Fair and Diverse DPP-based Data Summarization
This addresses fairness issues in data summarization for applications like dataset curation, though it is incremental as it builds on existing DPP methods.
The paper tackles the problem of bias in diverse data summarization by introducing a framework to incorporate fairness constraints into determinantal point processes (DPPs), with experimental results showing that diversity remains close to the unconstrained case.

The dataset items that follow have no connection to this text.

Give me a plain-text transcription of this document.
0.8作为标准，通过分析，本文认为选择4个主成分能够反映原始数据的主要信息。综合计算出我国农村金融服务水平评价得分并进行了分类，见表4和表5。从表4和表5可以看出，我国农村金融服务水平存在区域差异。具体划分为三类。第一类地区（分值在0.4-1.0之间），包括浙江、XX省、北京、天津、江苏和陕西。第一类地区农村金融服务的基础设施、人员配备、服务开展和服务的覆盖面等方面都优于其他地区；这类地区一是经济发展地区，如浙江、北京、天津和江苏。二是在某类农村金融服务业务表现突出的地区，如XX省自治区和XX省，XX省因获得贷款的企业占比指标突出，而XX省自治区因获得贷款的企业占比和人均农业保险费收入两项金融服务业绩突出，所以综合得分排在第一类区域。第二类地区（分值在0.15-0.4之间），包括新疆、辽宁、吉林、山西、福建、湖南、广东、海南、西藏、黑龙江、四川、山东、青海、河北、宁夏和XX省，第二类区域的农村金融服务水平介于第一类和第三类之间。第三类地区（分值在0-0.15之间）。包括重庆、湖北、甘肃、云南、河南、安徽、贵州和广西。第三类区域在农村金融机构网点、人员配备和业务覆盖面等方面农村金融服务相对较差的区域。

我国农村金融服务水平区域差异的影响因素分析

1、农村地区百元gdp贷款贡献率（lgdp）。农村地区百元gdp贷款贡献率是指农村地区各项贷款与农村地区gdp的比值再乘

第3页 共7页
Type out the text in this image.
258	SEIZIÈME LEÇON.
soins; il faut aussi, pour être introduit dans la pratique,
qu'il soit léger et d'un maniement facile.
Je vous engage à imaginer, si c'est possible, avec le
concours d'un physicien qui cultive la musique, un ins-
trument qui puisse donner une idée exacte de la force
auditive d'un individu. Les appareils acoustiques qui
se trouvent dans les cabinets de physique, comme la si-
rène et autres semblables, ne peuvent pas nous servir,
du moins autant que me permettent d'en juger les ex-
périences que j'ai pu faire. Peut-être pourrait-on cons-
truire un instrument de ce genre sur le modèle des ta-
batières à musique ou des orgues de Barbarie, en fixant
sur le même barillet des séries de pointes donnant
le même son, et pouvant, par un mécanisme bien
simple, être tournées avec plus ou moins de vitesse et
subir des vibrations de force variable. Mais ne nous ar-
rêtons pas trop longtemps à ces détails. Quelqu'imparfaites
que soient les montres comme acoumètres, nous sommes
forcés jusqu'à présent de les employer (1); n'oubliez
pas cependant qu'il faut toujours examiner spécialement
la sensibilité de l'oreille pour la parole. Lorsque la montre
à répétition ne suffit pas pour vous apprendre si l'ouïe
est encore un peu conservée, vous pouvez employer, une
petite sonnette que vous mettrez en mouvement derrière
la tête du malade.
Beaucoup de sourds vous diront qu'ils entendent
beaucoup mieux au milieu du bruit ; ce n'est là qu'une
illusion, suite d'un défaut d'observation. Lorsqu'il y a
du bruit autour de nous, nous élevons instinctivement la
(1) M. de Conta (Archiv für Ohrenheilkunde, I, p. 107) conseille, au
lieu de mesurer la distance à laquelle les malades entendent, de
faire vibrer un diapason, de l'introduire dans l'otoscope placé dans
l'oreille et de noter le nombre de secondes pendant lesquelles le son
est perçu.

Sampling methods that choose a subset of the data proportional to its diversity in the feature space are popular for data summarization. However, recent studies have noted the occurrence of bias (under- or over-representation of a certain gender or race) in such data summarization methods. In this paper we initiate a study of the problem of outputting a diverse and fair summary of a given dataset. We work with a well-studied determinantal measure of diversity and corresponding distributions (DPPs) and present a framework that allows us to incorporate a general class of fairness constraints into such distributions. Coming up with efficient algorithms to sample from these constrained determinantal distributions, however, suffers from a complexity barrier and we present a fast sampler that is provably good when the input vectors satisfy a natural property. Our experimental results on a real-world and an image dataset show that the diversity of the samples produced by adding fairness constraints is not too far from the unconstrained case, and we also provide a theoretical explanation of it.